O ministro Gilmar Mendes, do Supremo Tribunal Federal (STF), afirmou nesta quinta-feira (23) que não enxerga a Corte como “rachada”, apesar das recentes análises que apontam possíveis divisões internas. Segundo ele, divergências entre os integrantes são naturais em tribunais colegiados e fazem parte da dinâmica institucional.
Em entrevista concedida ao portal Metrópoles às jornalistas Manoela Alcântara e Marília Ribeiro, Gilmar ressaltou que a unanimidade não é regra no funcionamento do STF. Para o decano, a pluralidade de posições é característica essencial do modelo adotado pela Corte.
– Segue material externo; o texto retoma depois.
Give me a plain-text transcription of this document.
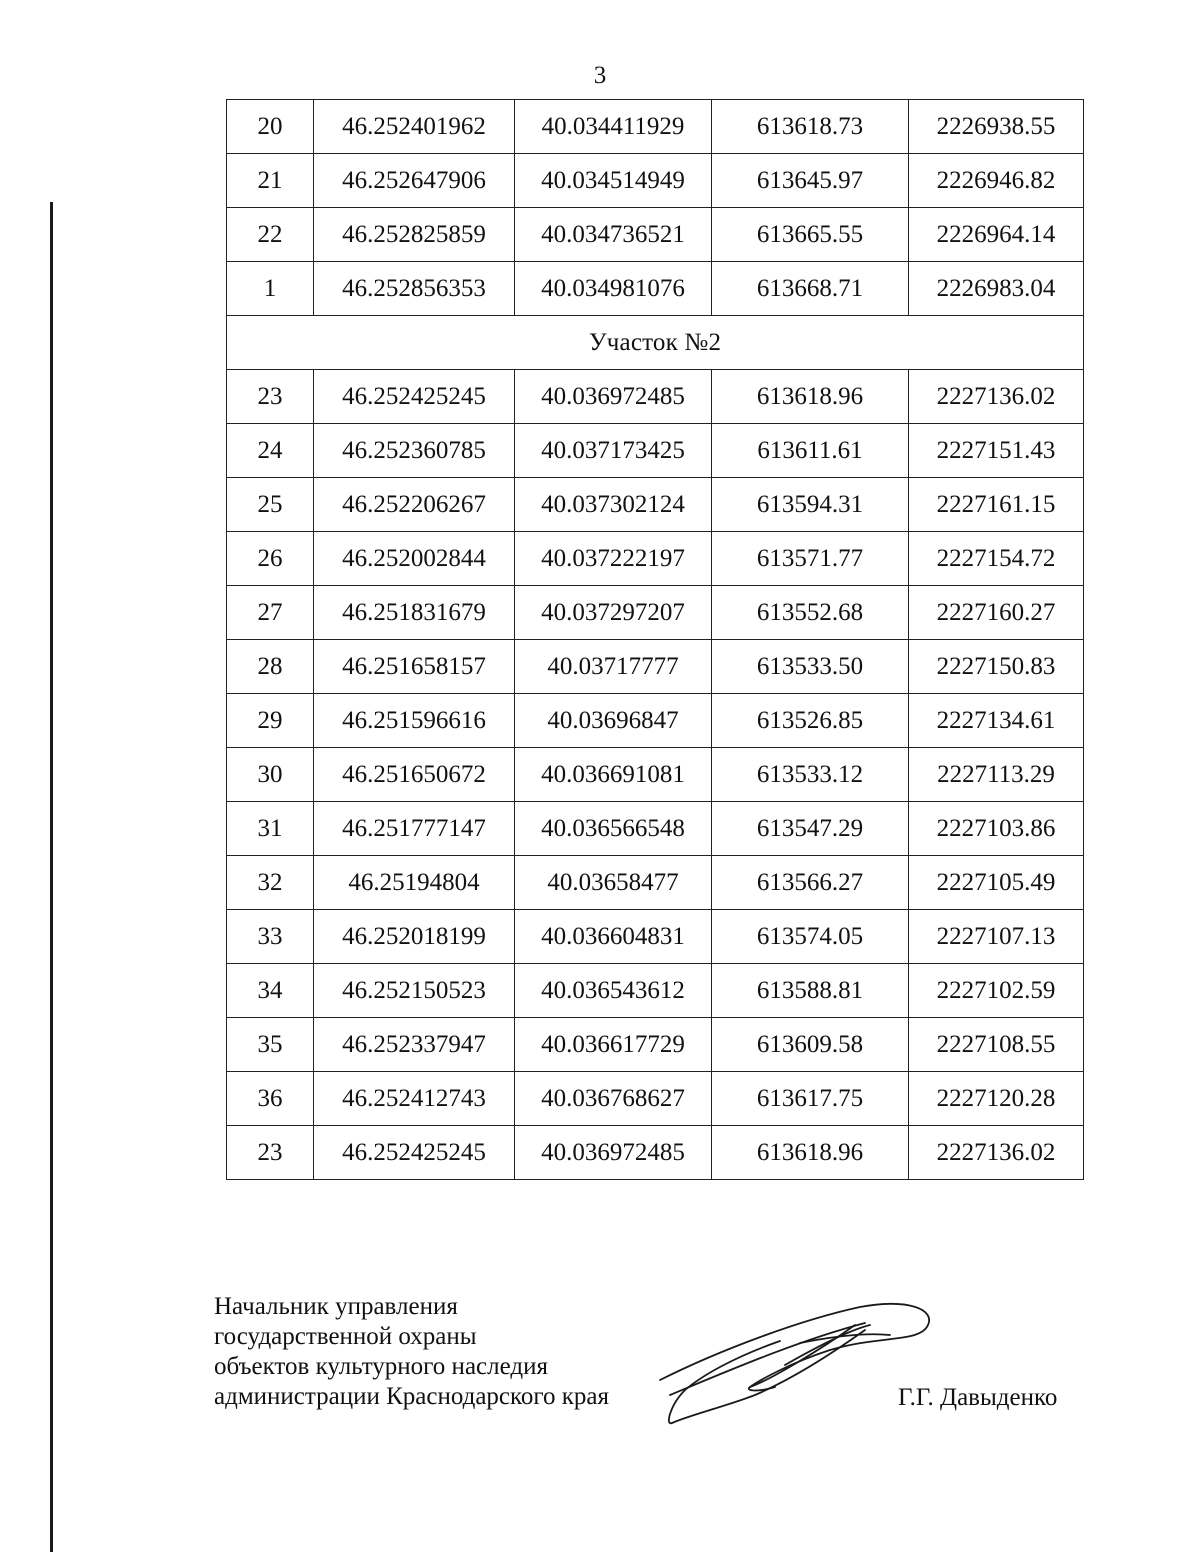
3
20	46.252401962	40.034411929	613618.73	2226938.55
21	46.252647906	40.034514949	613645.97	2226946.82
22	46.252825859	40.034736521	613665.55	2226964.14
1	46.252856353	40.034981076	613668.71	2226983.04
Участок №2				
23	46.252425245	40.036972485	613618.96	2227136.02
24	46.252360785	40.037173425	613611.61	2227151.43
25	46.252206267	40.037302124	613594.31	2227161.15
26	46.252002844	40.037222197	613571.77	2227154.72
27	46.251831679	40.037297207	613552.68	2227160.27
28	46.251658157	40.03717777	613533.50	2227150.83
29	46.251596616	40.03696847	613526.85	2227134.61
30	46.251650672	40.036691081	613533.12	2227113.29
31	46.251777147	40.036566548	613547.29	2227103.86
32	46.25194804	40.03658477	613566.27	2227105.49
33	46.252018199	40.036604831	613574.05	2227107.13
34	46.252150523	40.036543612	613588.81	2227102.59
35	46.252337947	40.036617729	613609.58	2227108.55
36	46.252412743	40.036768627	613617.75	2227120.28
23	46.252425245	40.036972485	613618.96	2227136.02
Начальник управления
государственной охраны
объектов культурного наследия
администрации Краснодарского края	Г.Г. Давыденко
Divergências fazem parte do colegiado
Ao comentar a percepção de fragmentação entre os ministros, Gilmar foi direto ao afastar essa leitura. “Não [não há STF rachado]. Além disso, divisões sempre houve no tribunal, e a unanimidade também não é um estado normal no tribunal e nas cortes em geral. O tribunal é um modelo de colegiado”, disse o decano.
Ele acrescentou que tentativas externas de influenciar o tribunal não costumam prosperar. “Eu já disse em outras oportunidades que ideias de fora para dentro normalmente não são bem recebidas. Quem imagina isso, que vai fazer pacto com este ou aquele — academia, vai lá na FGV, vai lá no Instituto FHC e tal — e vai pressionar o tribunal, não conhece o tribunal.”
Contexto das declarações
As falas ocorrem em meio a avaliações de bastidores que apontam possíveis divisões internas no STF. Entre os temas que têm alimentado esse debate estão a repercussão do chamado Caso Master e a elaboração de um Código de Conduta para a Corte.
O documento está sob relatoria da ministra Cármen Lúcia, designada pelo presidente do STF, ministro Edson Fachin. A iniciativa tem sido acompanhada de perto por integrantes do tribunal e observadores do meio jurídico, em um cenário de discussões sobre o funcionamento interno da instituição.